Syrian rivals locked in heavy clashes over Aleppo

Government forces pounded Aleppo with air strikes trying to repel most intense offensive by rebels in years.

Syrian Civil War
Aleppo was Syria's most populous city before the country's descent into civil war [Anadolu Agency/Getty Images]

A rebel alliance and Syrian government forces have been locked in a battle in and around Aleppo city with President Bashar al-Assad’s regime seeking to repel the major offensive with heavy air strikes.

Thursday’s attack, the most intense rebel offensive in Aleppo in three years, aimed to build on recent advances against Assad by an array of groups fighting on separate fronts, including the Islamic State of Iraq and the Levant (ISIL) group and rebels backed by his regional foes.

A rebel alliance including the al-Qaeda-linked Nusra Front and the Islamist Ahrar al-Sham said they had set up a joint operations room to run the offensive to “liberate” Aleppo and later govern it according to Islamic law.

One Aleppo resident, a 23-year-old student who gave her name as Sahar, said fighting had been “intensive”.

“We are used to the sound of explosions but yesterday there were so many. We heard the blasts but because they were coming from everywhere we didn’t know where the shells were falling,” she told the AFP news agency by telephone. 

The UK-based Syrian Observatory for Human Rights, a group monitoring the war, said the fighting raged into the early hours of Friday.

Rami Abdelrahman, director of the group, said the rebel forces had seized some buildings from government control on the northwestern city outskirts of Jamiyat al-Zahra, but the advance was not of strategic importance.

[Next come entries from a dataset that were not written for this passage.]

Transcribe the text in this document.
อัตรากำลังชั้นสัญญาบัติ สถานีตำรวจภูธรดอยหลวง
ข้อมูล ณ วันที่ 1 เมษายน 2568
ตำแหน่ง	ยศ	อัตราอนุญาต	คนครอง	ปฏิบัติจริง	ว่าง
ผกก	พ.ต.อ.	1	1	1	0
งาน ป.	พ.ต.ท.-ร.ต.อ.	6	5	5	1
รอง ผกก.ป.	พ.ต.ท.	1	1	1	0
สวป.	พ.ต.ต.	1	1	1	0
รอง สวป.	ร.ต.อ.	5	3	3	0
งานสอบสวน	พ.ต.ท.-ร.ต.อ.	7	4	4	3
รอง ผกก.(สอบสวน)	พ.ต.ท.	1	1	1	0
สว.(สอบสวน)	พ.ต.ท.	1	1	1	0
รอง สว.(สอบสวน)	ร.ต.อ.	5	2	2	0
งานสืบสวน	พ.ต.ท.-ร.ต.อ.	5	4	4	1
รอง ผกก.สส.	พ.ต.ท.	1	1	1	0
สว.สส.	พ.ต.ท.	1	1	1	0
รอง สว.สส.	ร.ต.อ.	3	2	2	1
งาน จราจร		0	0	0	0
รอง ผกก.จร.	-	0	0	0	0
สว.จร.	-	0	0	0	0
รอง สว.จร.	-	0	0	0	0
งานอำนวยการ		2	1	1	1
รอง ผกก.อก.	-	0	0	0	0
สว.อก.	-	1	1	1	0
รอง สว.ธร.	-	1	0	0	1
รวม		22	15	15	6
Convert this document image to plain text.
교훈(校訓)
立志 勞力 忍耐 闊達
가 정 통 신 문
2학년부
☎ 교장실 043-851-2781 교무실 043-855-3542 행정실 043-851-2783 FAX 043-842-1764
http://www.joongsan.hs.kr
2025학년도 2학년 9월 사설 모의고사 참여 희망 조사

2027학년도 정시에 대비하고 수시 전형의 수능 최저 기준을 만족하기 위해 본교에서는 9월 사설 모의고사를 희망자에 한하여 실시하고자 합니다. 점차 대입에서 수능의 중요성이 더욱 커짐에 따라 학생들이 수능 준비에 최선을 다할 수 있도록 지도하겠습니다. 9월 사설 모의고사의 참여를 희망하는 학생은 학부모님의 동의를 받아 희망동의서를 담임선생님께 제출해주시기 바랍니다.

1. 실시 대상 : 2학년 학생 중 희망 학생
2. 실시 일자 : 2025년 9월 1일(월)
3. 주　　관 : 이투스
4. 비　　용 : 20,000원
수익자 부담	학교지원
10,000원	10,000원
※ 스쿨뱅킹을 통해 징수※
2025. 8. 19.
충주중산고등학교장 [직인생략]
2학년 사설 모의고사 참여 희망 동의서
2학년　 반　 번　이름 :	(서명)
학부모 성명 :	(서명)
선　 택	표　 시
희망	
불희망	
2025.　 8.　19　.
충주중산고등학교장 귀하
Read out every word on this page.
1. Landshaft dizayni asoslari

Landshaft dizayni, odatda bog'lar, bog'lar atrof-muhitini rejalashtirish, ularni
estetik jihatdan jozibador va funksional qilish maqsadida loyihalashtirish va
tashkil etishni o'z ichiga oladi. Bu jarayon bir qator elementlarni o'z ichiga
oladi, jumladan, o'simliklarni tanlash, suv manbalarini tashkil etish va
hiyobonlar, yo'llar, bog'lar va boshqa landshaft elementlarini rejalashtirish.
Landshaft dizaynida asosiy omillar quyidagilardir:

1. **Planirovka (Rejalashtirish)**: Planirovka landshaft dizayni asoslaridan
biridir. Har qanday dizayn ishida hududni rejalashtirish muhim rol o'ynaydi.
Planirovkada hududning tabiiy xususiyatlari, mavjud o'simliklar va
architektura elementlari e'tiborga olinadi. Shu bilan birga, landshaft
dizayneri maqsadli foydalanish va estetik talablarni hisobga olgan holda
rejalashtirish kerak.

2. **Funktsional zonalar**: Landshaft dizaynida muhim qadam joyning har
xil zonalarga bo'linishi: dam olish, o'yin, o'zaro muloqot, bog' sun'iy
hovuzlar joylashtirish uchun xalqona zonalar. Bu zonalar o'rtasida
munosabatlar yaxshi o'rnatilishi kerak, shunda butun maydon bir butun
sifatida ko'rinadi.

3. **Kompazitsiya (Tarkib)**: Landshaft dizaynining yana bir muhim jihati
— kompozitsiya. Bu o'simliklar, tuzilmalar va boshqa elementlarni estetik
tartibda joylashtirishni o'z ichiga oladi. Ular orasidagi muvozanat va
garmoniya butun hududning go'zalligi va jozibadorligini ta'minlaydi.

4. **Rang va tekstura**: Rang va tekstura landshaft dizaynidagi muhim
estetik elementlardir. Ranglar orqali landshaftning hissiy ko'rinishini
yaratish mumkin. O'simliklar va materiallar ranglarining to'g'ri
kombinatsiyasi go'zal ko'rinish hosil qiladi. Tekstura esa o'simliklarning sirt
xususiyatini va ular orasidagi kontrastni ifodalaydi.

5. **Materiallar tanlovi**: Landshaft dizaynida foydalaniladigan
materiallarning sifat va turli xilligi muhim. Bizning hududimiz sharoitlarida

At least 35 rebels were killed in that area, including a dozen Syrians and many others of Central Asian origin, Abdelrahman said. The Syrian war has drawn foreign fighters from across the Muslim world.


RELATED: What’s left of Syria?


Syrian state television said the army had “foiled attempts to infiltrate Aleppo on several fronts, killing more than 100 terrorists” – the regime’s standard term for all rebel groups.

A Syrian military source said the air force and artillery had been used to target the rebels, whom he said had used heavy weapons in their attack. 

Air strikes were also reported near the town of Azaz in the north of Aleppo province, just over the border from Turkey.

Aleppo, 50km south of the Turkish border, was Syria’s most populous city before the country’s descent into civil war. It has been partitioned into zones of government and rebel control since 2012.

Aleppo is of vital importance to Assad, and losing it would further entrench a de facto partition of Syria between western areas still governed from Damascus and the rest of the country run by a patchwork of militias.